Berbeda dengan zaman Hindia Belanda yang hanya terdapat satu pemerintahan
sipil, pada zaman pendudukan Jepang terdapat tiga pemerintahan militer
pendudukan yaitu sebagai berikut:
a. Pemerintahan Militer Angkatan Darat atau
Rikugun (Tentara ke-25) untuk daerah Jawa dan Madura dengan pusatnya di
Jakarta.
b. Pemerintahan Militer Angkatan Darat atau Rikugun
(Tentara ke-16) untuk daerah Sumatera dan Semenanjung Tanah Melayu dengan
pusatnya di Bukittinggi.
c. Pemerintahan Militer Angkatan Laut atau
Kaigun (Armada Selatan ke-2) untuk daerah Kalimantan, Sulawesi, Nusa Tenggara,
Maluku, Irian dengan pusatnya di Makassar.

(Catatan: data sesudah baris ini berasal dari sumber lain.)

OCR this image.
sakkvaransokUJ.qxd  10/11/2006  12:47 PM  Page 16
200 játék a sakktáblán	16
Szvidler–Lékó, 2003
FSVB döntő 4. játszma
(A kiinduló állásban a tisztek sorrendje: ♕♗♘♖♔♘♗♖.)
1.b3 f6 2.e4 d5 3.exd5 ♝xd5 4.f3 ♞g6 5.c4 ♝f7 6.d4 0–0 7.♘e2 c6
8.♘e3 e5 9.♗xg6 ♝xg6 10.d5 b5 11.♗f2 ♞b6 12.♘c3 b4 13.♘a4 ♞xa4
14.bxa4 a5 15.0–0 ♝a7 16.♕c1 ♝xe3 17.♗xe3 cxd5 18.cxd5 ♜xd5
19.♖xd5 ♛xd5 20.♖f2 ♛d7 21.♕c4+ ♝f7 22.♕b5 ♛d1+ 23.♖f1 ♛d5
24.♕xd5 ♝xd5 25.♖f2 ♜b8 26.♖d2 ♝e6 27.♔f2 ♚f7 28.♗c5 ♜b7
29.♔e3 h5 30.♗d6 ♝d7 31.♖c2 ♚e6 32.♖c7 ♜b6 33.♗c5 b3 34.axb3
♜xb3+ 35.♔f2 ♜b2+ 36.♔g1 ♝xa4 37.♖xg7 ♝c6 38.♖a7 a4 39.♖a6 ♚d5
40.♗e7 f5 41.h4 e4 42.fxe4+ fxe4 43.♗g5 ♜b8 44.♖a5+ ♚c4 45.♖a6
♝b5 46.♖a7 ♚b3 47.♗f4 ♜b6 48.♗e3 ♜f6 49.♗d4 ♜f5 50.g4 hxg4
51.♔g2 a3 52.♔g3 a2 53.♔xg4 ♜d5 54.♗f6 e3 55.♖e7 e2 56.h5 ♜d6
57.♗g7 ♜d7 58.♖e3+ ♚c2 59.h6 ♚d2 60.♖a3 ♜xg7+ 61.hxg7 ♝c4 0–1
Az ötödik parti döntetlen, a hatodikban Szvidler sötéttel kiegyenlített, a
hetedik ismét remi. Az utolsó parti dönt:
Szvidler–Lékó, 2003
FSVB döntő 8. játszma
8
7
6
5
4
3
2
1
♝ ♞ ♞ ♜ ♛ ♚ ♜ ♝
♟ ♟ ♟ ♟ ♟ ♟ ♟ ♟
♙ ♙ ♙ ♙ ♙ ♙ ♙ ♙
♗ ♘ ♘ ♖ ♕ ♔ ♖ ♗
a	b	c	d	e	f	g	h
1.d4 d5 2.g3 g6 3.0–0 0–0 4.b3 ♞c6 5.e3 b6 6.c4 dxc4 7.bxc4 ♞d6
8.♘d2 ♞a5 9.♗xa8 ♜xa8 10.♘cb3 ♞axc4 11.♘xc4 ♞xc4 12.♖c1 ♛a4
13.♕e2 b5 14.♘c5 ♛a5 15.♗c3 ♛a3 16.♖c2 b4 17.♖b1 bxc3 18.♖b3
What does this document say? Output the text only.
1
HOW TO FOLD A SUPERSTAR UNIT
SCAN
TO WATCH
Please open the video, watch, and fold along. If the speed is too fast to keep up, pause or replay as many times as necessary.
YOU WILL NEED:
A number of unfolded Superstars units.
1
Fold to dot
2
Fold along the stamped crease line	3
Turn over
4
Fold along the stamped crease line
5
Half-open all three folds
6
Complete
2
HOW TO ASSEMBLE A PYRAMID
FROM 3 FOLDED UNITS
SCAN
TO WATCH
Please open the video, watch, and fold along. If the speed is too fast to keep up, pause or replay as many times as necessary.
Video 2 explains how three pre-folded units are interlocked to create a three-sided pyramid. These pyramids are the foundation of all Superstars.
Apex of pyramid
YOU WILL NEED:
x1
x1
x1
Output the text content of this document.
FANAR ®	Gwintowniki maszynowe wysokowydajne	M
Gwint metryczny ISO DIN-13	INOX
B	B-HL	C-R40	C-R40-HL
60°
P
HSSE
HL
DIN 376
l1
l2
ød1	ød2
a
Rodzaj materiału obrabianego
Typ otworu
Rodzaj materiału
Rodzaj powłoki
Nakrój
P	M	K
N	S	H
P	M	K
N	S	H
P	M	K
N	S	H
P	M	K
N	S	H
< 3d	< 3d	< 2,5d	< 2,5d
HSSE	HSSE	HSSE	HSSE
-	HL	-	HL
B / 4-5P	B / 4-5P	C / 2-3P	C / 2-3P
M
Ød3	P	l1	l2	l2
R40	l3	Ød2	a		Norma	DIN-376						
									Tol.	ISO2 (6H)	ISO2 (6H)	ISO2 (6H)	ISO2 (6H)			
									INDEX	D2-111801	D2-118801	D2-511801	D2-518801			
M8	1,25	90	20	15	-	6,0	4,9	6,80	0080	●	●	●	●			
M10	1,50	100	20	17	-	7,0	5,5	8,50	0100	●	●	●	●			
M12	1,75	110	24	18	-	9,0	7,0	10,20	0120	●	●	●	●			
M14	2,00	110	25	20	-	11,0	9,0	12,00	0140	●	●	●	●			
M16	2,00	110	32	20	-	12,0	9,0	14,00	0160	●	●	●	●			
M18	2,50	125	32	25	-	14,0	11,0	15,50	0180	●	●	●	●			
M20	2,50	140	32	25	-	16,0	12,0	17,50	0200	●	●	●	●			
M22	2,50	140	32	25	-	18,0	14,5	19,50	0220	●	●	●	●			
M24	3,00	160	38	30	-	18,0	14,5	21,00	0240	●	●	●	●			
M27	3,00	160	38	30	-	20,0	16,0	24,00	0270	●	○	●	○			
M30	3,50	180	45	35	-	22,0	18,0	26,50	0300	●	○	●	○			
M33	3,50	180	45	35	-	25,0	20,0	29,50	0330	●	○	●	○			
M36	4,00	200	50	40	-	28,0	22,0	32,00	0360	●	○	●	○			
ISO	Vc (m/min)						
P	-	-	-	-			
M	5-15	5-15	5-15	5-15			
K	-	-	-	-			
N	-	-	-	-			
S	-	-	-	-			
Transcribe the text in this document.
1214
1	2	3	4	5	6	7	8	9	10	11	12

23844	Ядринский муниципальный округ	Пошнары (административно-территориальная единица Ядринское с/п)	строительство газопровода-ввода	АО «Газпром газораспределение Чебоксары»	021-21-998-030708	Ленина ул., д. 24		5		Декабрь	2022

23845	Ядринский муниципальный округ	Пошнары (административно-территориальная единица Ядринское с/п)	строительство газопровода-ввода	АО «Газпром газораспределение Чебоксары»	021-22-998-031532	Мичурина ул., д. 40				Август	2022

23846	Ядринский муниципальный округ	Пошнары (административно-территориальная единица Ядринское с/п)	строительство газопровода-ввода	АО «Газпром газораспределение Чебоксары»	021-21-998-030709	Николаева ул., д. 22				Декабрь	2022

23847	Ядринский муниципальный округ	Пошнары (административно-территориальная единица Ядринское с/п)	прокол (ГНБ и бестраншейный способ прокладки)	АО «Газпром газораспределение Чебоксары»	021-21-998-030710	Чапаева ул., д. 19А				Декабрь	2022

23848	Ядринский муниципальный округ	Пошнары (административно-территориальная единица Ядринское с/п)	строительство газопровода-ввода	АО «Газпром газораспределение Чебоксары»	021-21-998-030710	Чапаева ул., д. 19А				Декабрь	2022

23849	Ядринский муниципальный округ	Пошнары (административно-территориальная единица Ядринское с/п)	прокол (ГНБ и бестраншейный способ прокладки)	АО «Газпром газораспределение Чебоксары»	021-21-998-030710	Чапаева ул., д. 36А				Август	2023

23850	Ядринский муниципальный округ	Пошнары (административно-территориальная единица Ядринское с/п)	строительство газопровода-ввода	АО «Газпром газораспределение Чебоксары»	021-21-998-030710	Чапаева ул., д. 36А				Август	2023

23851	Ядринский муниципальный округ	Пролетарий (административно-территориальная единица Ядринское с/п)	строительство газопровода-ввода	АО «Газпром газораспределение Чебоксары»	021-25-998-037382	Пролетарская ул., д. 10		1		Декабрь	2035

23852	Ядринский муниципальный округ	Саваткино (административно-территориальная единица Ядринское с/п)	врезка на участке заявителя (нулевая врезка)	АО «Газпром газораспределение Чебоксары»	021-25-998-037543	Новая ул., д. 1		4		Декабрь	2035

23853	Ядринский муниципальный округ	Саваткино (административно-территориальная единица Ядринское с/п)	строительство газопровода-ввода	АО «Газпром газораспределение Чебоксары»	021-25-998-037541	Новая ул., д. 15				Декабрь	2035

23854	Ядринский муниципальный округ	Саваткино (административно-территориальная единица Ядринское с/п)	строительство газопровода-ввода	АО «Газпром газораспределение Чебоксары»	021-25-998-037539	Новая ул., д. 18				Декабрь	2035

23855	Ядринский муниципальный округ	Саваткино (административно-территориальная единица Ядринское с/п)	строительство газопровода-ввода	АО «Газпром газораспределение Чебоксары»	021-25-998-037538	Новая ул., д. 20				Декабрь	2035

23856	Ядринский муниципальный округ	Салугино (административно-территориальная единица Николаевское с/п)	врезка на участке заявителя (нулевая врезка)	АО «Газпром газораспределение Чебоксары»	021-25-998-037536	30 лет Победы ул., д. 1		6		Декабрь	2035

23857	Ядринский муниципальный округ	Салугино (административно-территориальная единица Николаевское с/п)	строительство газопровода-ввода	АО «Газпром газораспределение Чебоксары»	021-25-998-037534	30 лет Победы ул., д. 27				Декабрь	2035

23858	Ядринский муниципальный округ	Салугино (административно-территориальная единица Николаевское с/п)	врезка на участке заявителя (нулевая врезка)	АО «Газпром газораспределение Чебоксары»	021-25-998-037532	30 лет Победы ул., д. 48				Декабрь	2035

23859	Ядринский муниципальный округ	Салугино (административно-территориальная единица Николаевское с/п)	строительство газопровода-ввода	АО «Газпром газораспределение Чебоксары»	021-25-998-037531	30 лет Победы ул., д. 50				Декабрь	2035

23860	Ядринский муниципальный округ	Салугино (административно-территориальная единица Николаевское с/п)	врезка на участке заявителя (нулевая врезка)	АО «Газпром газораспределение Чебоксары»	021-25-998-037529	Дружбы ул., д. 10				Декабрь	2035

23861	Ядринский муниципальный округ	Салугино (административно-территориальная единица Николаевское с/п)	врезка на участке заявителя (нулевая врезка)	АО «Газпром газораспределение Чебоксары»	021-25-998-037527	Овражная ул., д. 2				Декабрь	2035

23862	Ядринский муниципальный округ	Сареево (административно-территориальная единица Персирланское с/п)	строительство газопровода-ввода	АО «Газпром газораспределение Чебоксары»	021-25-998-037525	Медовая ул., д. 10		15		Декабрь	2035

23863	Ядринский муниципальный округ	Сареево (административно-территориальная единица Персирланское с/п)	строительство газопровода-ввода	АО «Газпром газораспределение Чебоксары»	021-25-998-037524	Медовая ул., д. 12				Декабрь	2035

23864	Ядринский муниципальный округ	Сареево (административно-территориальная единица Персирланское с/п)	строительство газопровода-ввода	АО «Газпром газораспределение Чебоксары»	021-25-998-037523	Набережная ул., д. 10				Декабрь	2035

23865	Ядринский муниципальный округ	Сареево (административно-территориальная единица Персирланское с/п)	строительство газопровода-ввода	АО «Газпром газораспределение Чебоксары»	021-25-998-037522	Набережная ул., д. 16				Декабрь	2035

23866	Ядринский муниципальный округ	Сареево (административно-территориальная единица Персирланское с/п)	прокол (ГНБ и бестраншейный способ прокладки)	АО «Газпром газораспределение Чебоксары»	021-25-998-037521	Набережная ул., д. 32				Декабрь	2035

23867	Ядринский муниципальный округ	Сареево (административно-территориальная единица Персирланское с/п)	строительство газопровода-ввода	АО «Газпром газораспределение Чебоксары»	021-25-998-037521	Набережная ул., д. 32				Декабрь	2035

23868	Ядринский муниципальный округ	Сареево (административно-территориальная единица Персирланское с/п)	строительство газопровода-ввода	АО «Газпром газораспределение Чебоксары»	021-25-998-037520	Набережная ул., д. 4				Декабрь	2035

Pada awal mulanya pemerintahan
Jepang di Indonesia, tentara Jepang membentuk pemerintahan militer di Pulau
Jawa yang bersifat sementara, hal ini sesuai dengan Osamu Seirei (Undang-undang
yang dikeluarkan oleh Panglima tentara ke-16) No. 1 Pasal 1 yang dikeluarkan
pada tanggal 7 Maret 1942. Undang-undang tersebut kemudian menjadi pokok dari
peraturan-peraturan ketatanegaraan Jepang di Indonesia. Berdasarkan
Undang-undang tersebut, dapat diketahui bahwa jabatan Gubernur Jenderal pada
zaman Hindia belanda dihapuskan. Segala kekuasaan yang sebelumnya dipegang oleh
Gubernur Jenderal kemudian diganti oleh panglima tentara Jepang di Jawa.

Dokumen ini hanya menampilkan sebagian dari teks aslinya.